Bruce grinned wider. "I'm an asshole," he agreed, "and you are completely pining. Either ask the guy out or go fuck someone who looks like him until you've got it out of your system."

Felix stared at him. "What the hell, Bruce."

"Just saying," Bruce said, "it worked for me. Of course, now I'm married to the lookalike, so, you know, just saying."

Felix closed his eyes and pinched the bridge of his nose. "Does Susan know why you slept with her the first time?"

"She agreed to marry me after three one-night stands that we both swore would never happen again." Bruce buffed his fingernails on his sleeve. "Susie doesn't really have space to complain."

The mysteries of straight people.

Not, of course, that gay people were any better; witness Felix's hopeless ten-year-old crush on his best friend. "See, this only proves my point. You are horrible at romance, and I am not going to listen to your horrible advice."
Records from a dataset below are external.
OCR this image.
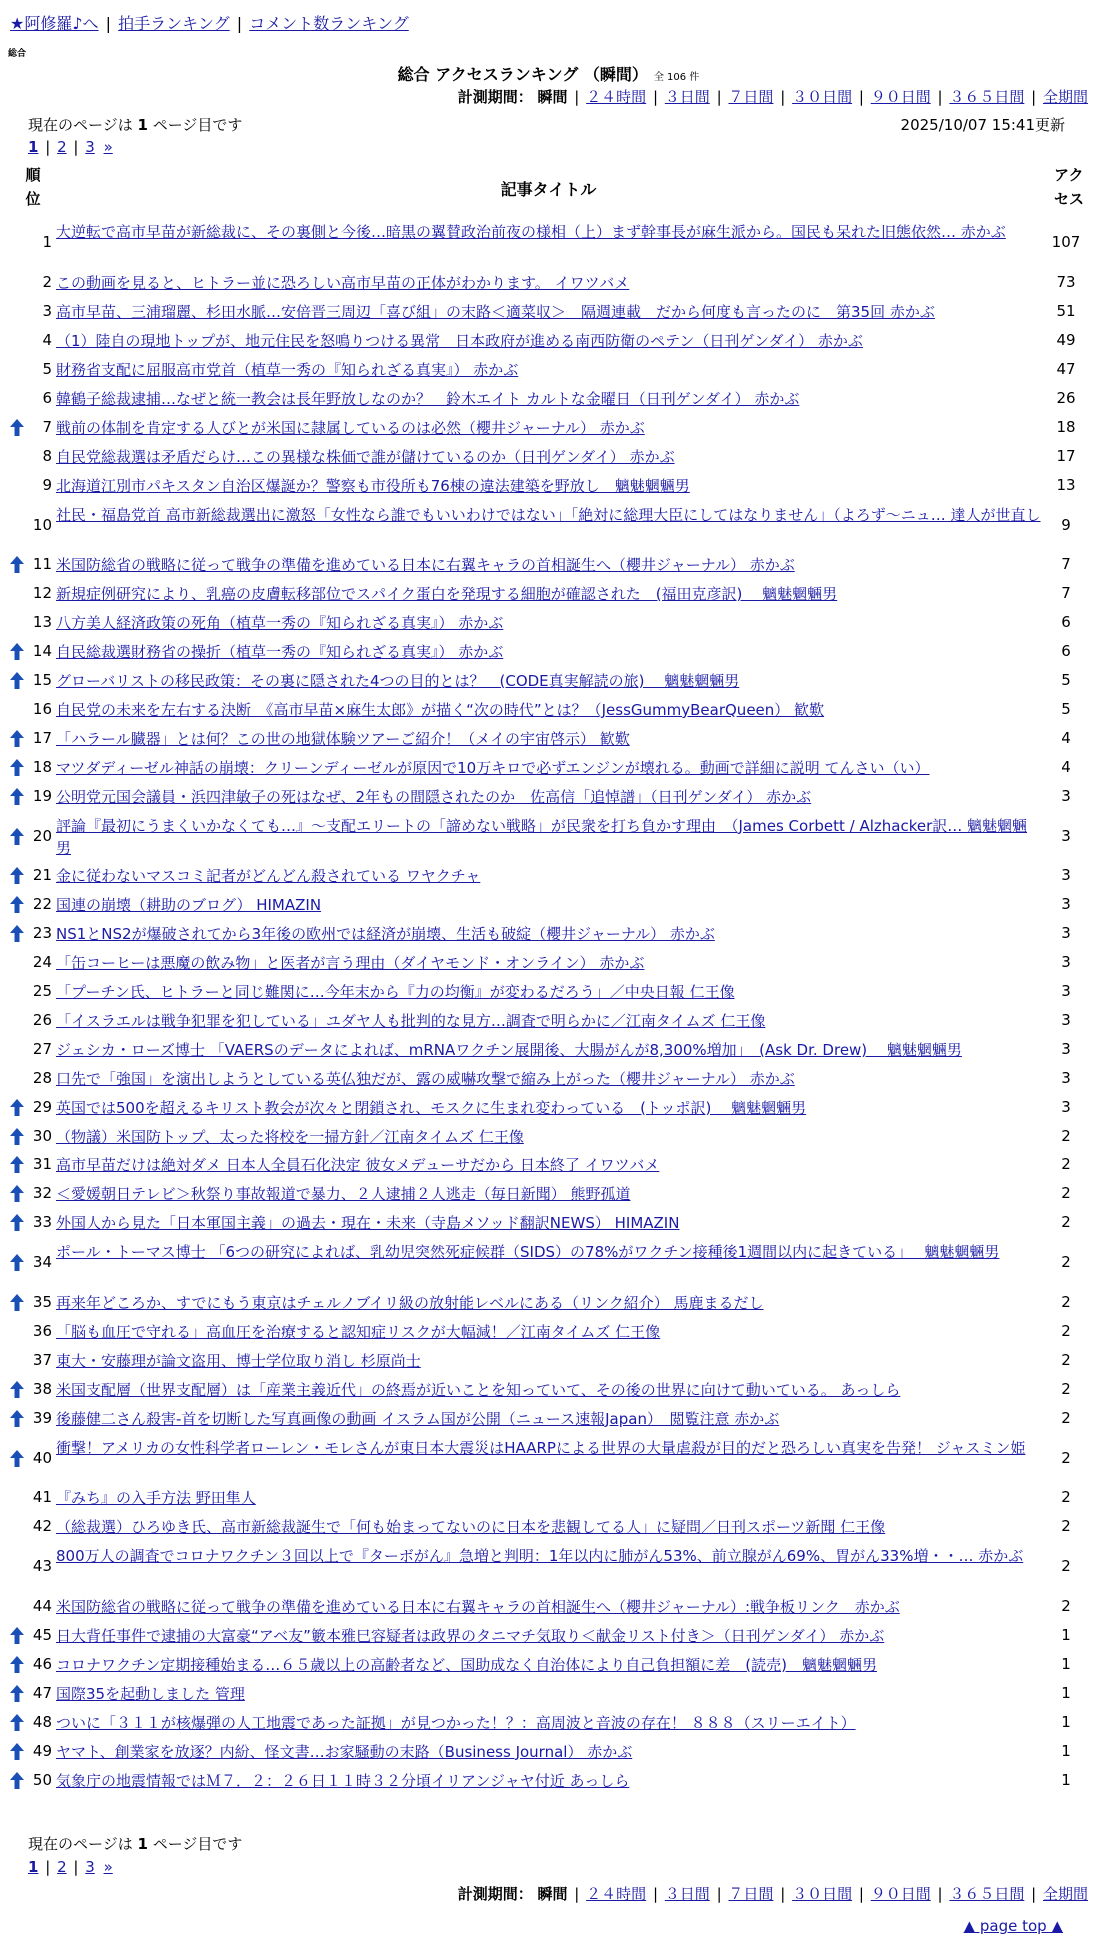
★阿修羅♪へ | 拍手ランキング | コメント数ランキング
総合
総合 アクセスランキング （瞬間） 全 106 件
計測期間： 瞬間 | ２４時間 | ３日間 | ７日間 | ３０日間 | ９０日間 | ３６５日間 | 全期間
現在のページは 1 ページ目です	2025/10/07 15:41更新
1 | 2 | 3 »
順
位	記事タイトル
アク
セス
1
大逆転で高市早苗が新総裁に、その裏側と今後…暗黒の翼賛政治前夜の様相（上）まず幹事長が麻生派から。国民も呆れた旧態依然… 赤かぶ
107
2 この動画を見ると、ヒトラー並に恐ろしい高市早苗の正体がわかります。 イワツバメ	73
3 高市早苗、三浦瑠麗、杉田水脈…安倍晋三周辺「喜び組」の末路＜適菜収＞　隔週連載　だから何度も言ったのに　第35回 赤かぶ	51
4 （1）陸自の現地トップが、地元住民を怒鳴りつける異常　日本政府が進める南西防衛のペテン（日刊ゲンダイ） 赤かぶ	49
5 財務省支配に屈服高市党首（植草一秀の『知られざる真実』） 赤かぶ	47
6 韓鶴子総裁逮捕…なぜと統一教会は長年野放しなのか？　鈴木エイト カルトな金曜日（日刊ゲンダイ） 赤かぶ	26
7 戦前の体制を肯定する人びとが米国に隷属しているのは必然（櫻井ジャーナル） 赤かぶ	18
8 自民党総裁選は矛盾だらけ…この異様な株価で誰が儲けているのか（日刊ゲンダイ） 赤かぶ	17
9 北海道江別市パキスタン自治区爆誕か？警察も市役所も76棟の違法建築を野放し　魑魅魍魎男	13
10
社民・福島党首 高市新総裁選出に激怒「女性なら誰でもいいわけではない」「絶対に総理大臣にしてはなりません」（よろず〜ニュ… 達人が世直し
9
11 米国防総省の戦略に従って戦争の準備を進めている日本に右翼キャラの首相誕生へ（櫻井ジャーナル） 赤かぶ	7
12 新規症例研究により、乳癌の皮膚転移部位でスパイク蛋白を発現する細胞が確認された　(福田克彦訳)　 魑魅魍魎男	7
13 八方美人経済政策の死角（植草一秀の『知られざる真実』） 赤かぶ	6
14 自民総裁選財務省の操折（植草一秀の『知られざる真実』） 赤かぶ	6
15 グローバリストの移民政策：その裏に隠された4つの目的とは？　(CODE真実解読の旅)　 魑魅魍魎男	5
16 自民党の未来を左右する決断　《高市早苗×麻生太郎》が描く“次の時代”とは？（JessGummyBearQueen） 歓歎	5
17 「ハラール臓器」とは何？この世の地獄体験ツアーご紹介！（メイの宇宙啓示） 歓歎	4
18 マツダディーゼル神話の崩壊：クリーンディーゼルが原因で10万キロで必ずエンジンが壊れる。動画で詳細に説明 てんさい（い）	4
19 公明党元国会議員・浜四津敏子の死はなぜ、2年もの間隠されたのか　佐高信「追悼譜」（日刊ゲンダイ） 赤かぶ	3
20
評論『最初にうまくいかなくても…』〜支配エリートの「諦めない戦略」が民衆を打ち負かす理由　（James Corbett / Alzhacker訳… 魑魅魍魎男
3
21 金に従わないマスコミ記者がどんどん殺されている ワヤクチャ	3
22 国連の崩壊（耕助のブログ） HIMAZIN	3
23 NS1とNS2が爆破されてから3年後の欧州では経済が崩壊、生活も破綻（櫻井ジャーナル） 赤かぶ	3
24 「缶コーヒーは悪魔の飲み物」と医者が言う理由（ダイヤモンド・オンライン） 赤かぶ	3
25 「プーチン氏、ヒトラーと同じ難関に…今年末から『力の均衡』が変わるだろう」／中央日報 仁王像	3
26 「イスラエルは戦争犯罪を犯している」ユダヤ人も批判的な見方…調査で明らかに／江南タイムズ 仁王像	3
27 ジェシカ・ローズ博士 「VAERSのデータによれば、mRNAワクチン展開後、大腸がんが8,300%増加」　(Ask Dr. Drew)　 魑魅魍魎男	3
28 口先で「強国」を演出しようとしている英仏独だが、露の威嚇攻撃で縮み上がった（櫻井ジャーナル） 赤かぶ	3
29 英国では500を超えるキリスト教会が次々と閉鎖され、モスクに生まれ変わっている　(トッポ訳)　 魑魅魍魎男	3
30 （物議）米国防トップ、太った将校を一掃方針／江南タイムズ 仁王像	2
31 高市早苗だけは絶対ダメ 日本人全員石化決定 彼女メデューサだから 日本終了 イワツバメ	2
32 ＜愛媛朝日テレビ＞秋祭り事故報道で暴力、２人逮捕２人逃走（毎日新聞） 熊野孤道	2
33 外国人から見た「日本軍国主義」の過去・現在・未来（寺島メソッド翻訳NEWS） HIMAZIN	2
34
ポール・トーマス博士 「6つの研究によれば、乳幼児突然死症候群（SIDS）の78%がワクチン接種後1週間以内に起きている」　 魑魅魍魎男
2
35 再来年どころか、すでにもう東京はチェルノブイリ級の放射能レベルにある（リンク紹介） 馬鹿まるだし	2
36 「脳も血圧で守れる」高血圧を治療すると認知症リスクが大幅減！／江南タイムズ 仁王像	2
37 東大・安藤理が論文盗用、博士学位取り消し 杉原尚士	2
38 米国支配層（世界支配層）は「産業主義近代」の終焉が近いことを知っていて、その後の世界に向けて動いている。 あっしら	2
39 後藤健二さん殺害-首を切断した写真画像の動画 イスラム国が公開（ニュース速報Japan）　閲覧注意 赤かぶ	2
40
衝撃！アメリカの女性科学者ローレン・モレさんが東日本大震災はHAARPによる世界の大量虐殺が目的だと恐ろしい真実を告発！ ジャスミン姫
2
41 『みち』の入手方法 野田隼人	2
42 （総裁選）ひろゆき氏、高市新総裁誕生で「何も始まってないのに日本を悲観してる人」に疑問／日刊スポーツ新聞 仁王像	2
43
800万人の調査でコロナワクチン３回以上で『ターボがん』急増と判明：1年以内に肺がん53%、前立腺がん69%、胃がん33%増・・… 赤かぶ
2
44 米国防総省の戦略に従って戦争の準備を進めている日本に右翼キャラの首相誕生へ（櫻井ジャーナル）:戦争板リンク　赤かぶ	2
45 日大背任事件で逮捕の大富豪“アベ友”籔本雅巳容疑者は政界のタニマチ気取り＜献金リスト付き＞（日刊ゲンダイ） 赤かぶ	1
46 コロナワクチン定期接種始まる…６５歳以上の高齢者など、国助成なく自治体により自己負担額に差　(読売)　魑魅魍魎男	1
47 国際35を起動しました 管理	1
48 ついに「３１１が核爆弾の人工地震であった証拠」が見つかった！？：高周波と音波の存在！ ８８８（スリーエイト）	1
49 ヤマト、創業家を放逐？内紛、怪文書…お家騒動の末路（Business Journal） 赤かぶ	1
50 気象庁の地震情報ではＭ７．２：２６日１１時３２分頃イリアンジャヤ付近 あっしら	1
現在のページは 1 ページ目です
1 | 2 | 3 »
計測期間： 瞬間 | ２４時間 | ３日間 | ７日間 | ３０日間 | ９０日間 | ３６５日間 | 全期間
▲ page top ▲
"But seriously—" Bruce began, just as they arrived at the lobby level.

Felix gave thanks to whoever was responsible for that particular miracle and scurried out of the stairwell like his heels were on fire. "See you tomorrow, Bruce," he shouted, and let the door fall shut on Bruce's returning gesture.

It wasn't that he didn't like Bruce—he did, he really did, they were very good friends and had been ever since Bruce had actually listened to him and realized homophobic jokes weren't funny—it was just that oh boy could Bruce ever not give romantic advice.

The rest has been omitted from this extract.